McDonald’s has had an up-and-down 2013 that included a spate of new menu offerings, moves toward evolving the company’s value and service platforms, and evidence that the competitive landscape may finally be catching up to the biggest quick-service brand in the world.

“I’d say it’s sort of trying to get back on track,” says Andrew Barish, senior restaurant analyst at Jefferies & Company, a global securities and investment banking firm. “Not that the train jumped the tracks or anything. It’s just kind of starting to get a little wobbly. All of the initiatives of that past decade have kind of run their course, if you will, whether it’s beverages or better-for-you items, or all of the product quality upgrades or McCafé coffee, and the store remodels.”

This year McDonald’s has had a surge in menu development, and the cornerstone of McDonald’s strategic shift was a new attitude toward its menu platforms, one that Elizabeth Campbell, McDonald’s USA’s senior director of menu innovation, says stemmed from the company’s intense evaluation of customer preferences. “What the consumers have been telling us that they want is they want us to stay true to who we are as a brand by providing them with good food—real, fresh food, food that they enjoy,” Campbell said, as well as bold flavors and products they can eat any time of the day.

A host of new products answered that call in 2013, including Premium Chicken McWraps and  September’s Mighty Wings limited time offer. The Premium McWrap, which has three iterations—Chicken & Bacon, Chicken & Ranch, and Sweet Chili Chicken—may hold the most significance to McDonald’s 2013 brand evolution, as the product involves more ingredients than most other items on the menu, going so far as to add cucumbers to McDonald’s mix for the first time.
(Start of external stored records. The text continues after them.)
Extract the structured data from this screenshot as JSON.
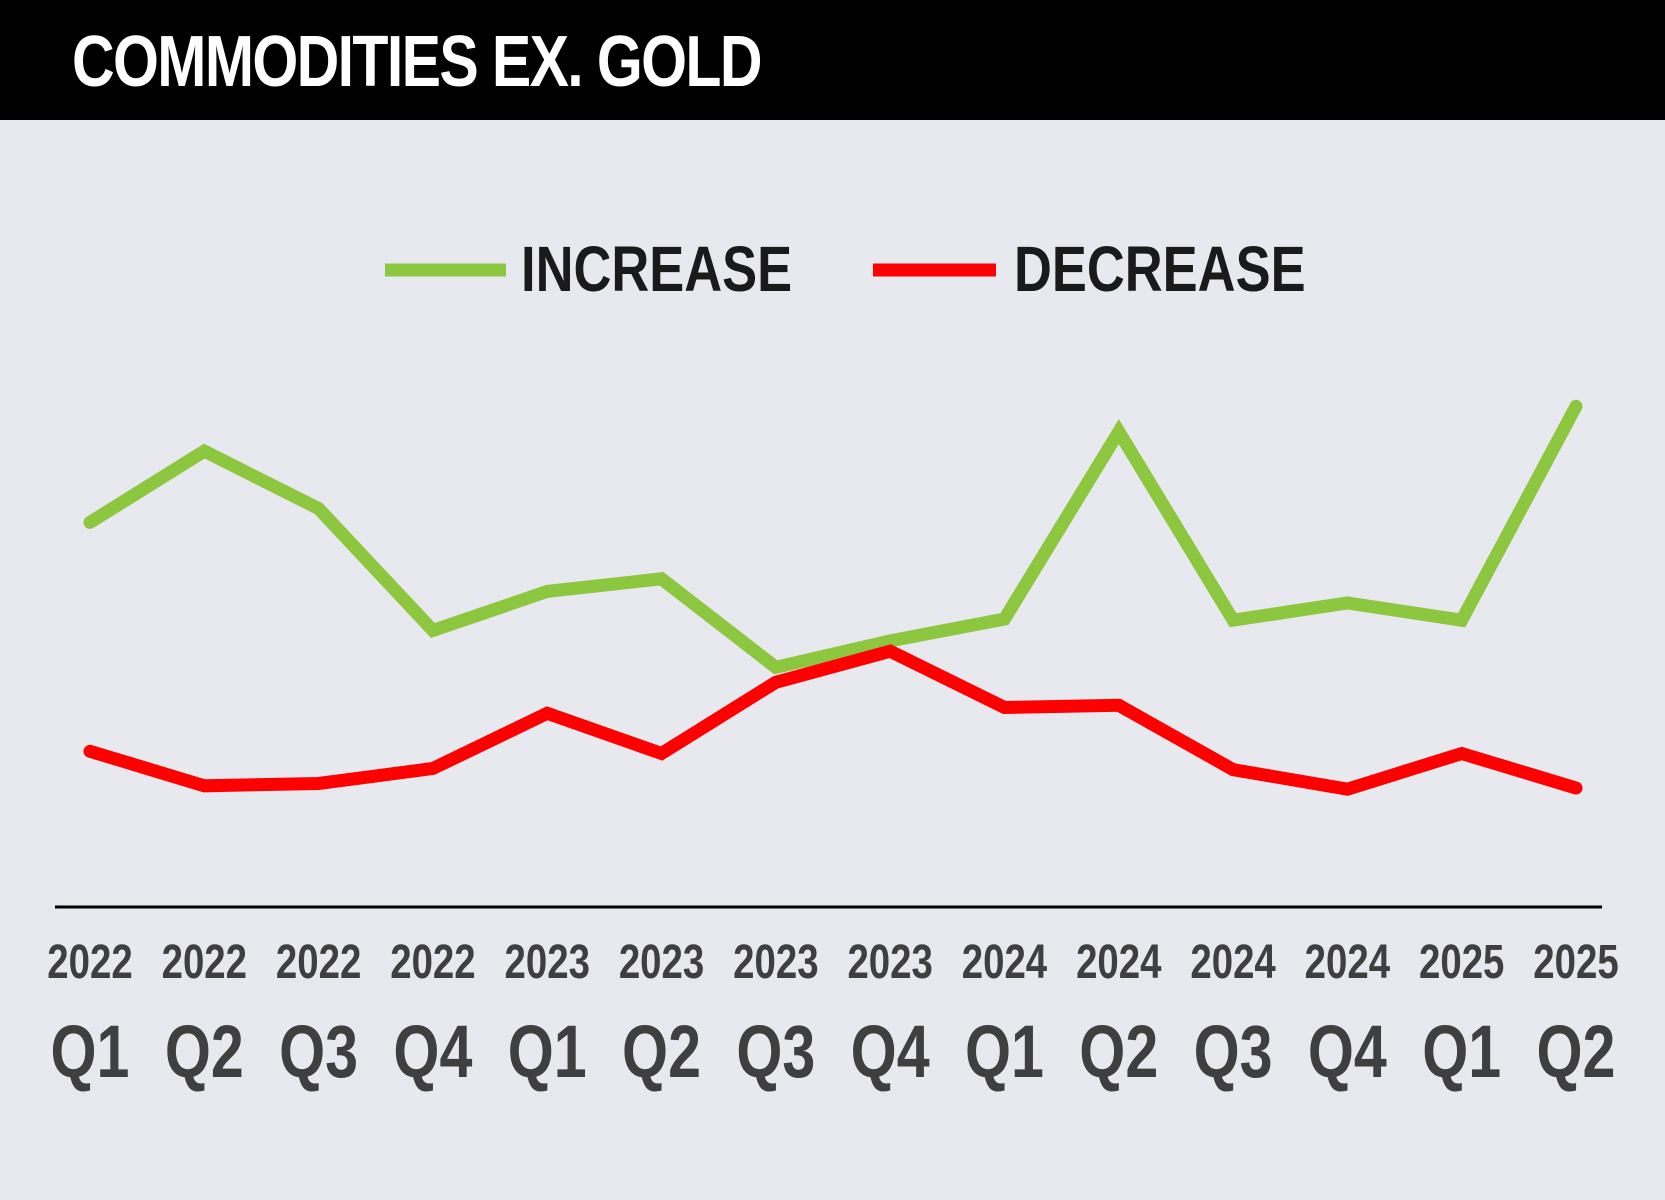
{
  "header": {
    "title": "COMMODITIES EX. GOLD"
  },
  "colors": {
    "background": "#e8e9ee",
    "title_bar": "#000000",
    "title_text": "#ffffff",
    "increase": "#8dc63f",
    "decrease": "#ff0000",
    "axis": "#000000",
    "tick_text": "#3f3f3f",
    "legend_text": "#1a1a1a"
  },
  "chart_data": {
    "type": "line",
    "title": "COMMODITIES EX. GOLD",
    "categories": [
      {
        "year": "2022",
        "quarter": "Q1"
      },
      {
        "year": "2022",
        "quarter": "Q2"
      },
      {
        "year": "2022",
        "quarter": "Q3"
      },
      {
        "year": "2022",
        "quarter": "Q4"
      },
      {
        "year": "2023",
        "quarter": "Q1"
      },
      {
        "year": "2023",
        "quarter": "Q2"
      },
      {
        "year": "2023",
        "quarter": "Q3"
      },
      {
        "year": "2023",
        "quarter": "Q4"
      },
      {
        "year": "2024",
        "quarter": "Q1"
      },
      {
        "year": "2024",
        "quarter": "Q2"
      },
      {
        "year": "2024",
        "quarter": "Q3"
      },
      {
        "year": "2024",
        "quarter": "Q4"
      },
      {
        "year": "2025",
        "quarter": "Q1"
      },
      {
        "year": "2025",
        "quarter": "Q2"
      }
    ],
    "series": [
      {
        "name": "INCREASE",
        "color": "#8dc63f",
        "values": [
          42.4,
          48.6,
          43.6,
          33.0,
          36.4,
          37.5,
          29.8,
          32.1,
          34.0,
          50.3,
          33.9,
          35.4,
          33.9,
          52.5
        ]
      },
      {
        "name": "DECREASE",
        "color": "#ff0000",
        "values": [
          22.5,
          19.5,
          19.7,
          21.0,
          25.8,
          22.3,
          28.5,
          31.2,
          26.3,
          26.5,
          20.9,
          19.2,
          22.3,
          19.3
        ]
      }
    ],
    "ylim": [
      0,
      80
    ],
    "grid": false,
    "legend_position": "top-center",
    "xlabel": "",
    "ylabel": ""
  }
}
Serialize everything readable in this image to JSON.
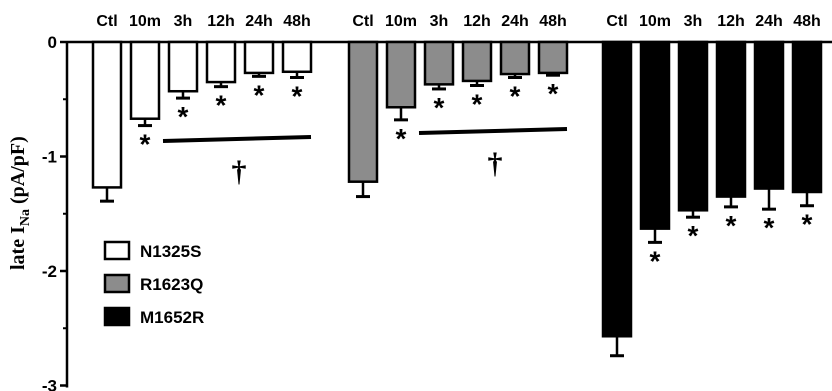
{
  "chart_data": {
    "type": "bar",
    "ylabel": {
      "main": "late I",
      "sub": "Na",
      "units": " (pA/pF)"
    },
    "ylim": [
      -3,
      0
    ],
    "yticks": [
      0,
      -1,
      -2,
      -3
    ],
    "ytick_labels": [
      "0",
      "-1",
      "-2",
      "-3"
    ],
    "categories": [
      "Ctl",
      "10m",
      "3h",
      "12h",
      "24h",
      "48h"
    ],
    "significance_marker": "*",
    "group_marker": "†",
    "series": [
      {
        "name": "N1325S",
        "color": "#ffffff",
        "values": [
          -1.27,
          -0.67,
          -0.43,
          -0.35,
          -0.27,
          -0.26
        ],
        "errors": [
          0.12,
          0.06,
          0.06,
          0.04,
          0.03,
          0.05
        ],
        "significant": [
          false,
          true,
          true,
          true,
          true,
          true
        ]
      },
      {
        "name": "R1623Q",
        "color": "#8c8c8c",
        "values": [
          -1.22,
          -0.57,
          -0.37,
          -0.34,
          -0.28,
          -0.27
        ],
        "errors": [
          0.13,
          0.11,
          0.04,
          0.04,
          0.03,
          0.02
        ],
        "significant": [
          false,
          true,
          true,
          true,
          true,
          true
        ]
      },
      {
        "name": "M1652R",
        "color": "#000000",
        "values": [
          -2.57,
          -1.63,
          -1.47,
          -1.35,
          -1.28,
          -1.31
        ],
        "errors": [
          0.17,
          0.12,
          0.06,
          0.09,
          0.18,
          0.12
        ],
        "significant": [
          false,
          true,
          true,
          true,
          true,
          true
        ]
      }
    ],
    "legend": {
      "position": "bottom-left",
      "entries": [
        "N1325S",
        "R1623Q",
        "M1652R"
      ]
    },
    "grid": false
  }
}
The McWrap also signals McDonald’s attempt to grab more market share from the Millennial demographic and to provide an alternative to sandwich chains.

The Premium McWrap also represents one end of a so-called “barbell strategy” that many traditional quick-service brands are adopting to compete in today’s marketplace, one in which companies offer both discounted and premium items. The Dollar Menu has driven traffic since it debuted in 2002 as a means to rejuvenate lagging business, but the Extra Value Menu, which launched in 2012 as a way to gain more market share over the long term and encourage guests to trade up from the $1 price point, has not been as successful. McDonald’s tested a new value menu, Dollar Menu & More, this year that featured items at $1, $2, and $5 price points, and at press the new menu was rumored to be near a national roll out.

Elizabeth Friend, a global foodservice analyst with market intelligence firm Euromonitor, says McDonald’s is attempting to drive traffic through value items while establishing an updated brand position and opportunity for higher check averages with the premium menu items. But she says the company’s main challenge is remaining profitable while relying so heavily on discounted products.

“If anything has become clear in the last six months, it’s that this move toward trying to make everything premium, trying to be like the fast casuals, trying to be everything to everybody, is great in terms of branding, but when it comes down to it, I think customers made it clear that what they really want from McDonald’s is the Dollar Menu,” Friend says. “They really want the value, and they really want that everyday convenient value item.”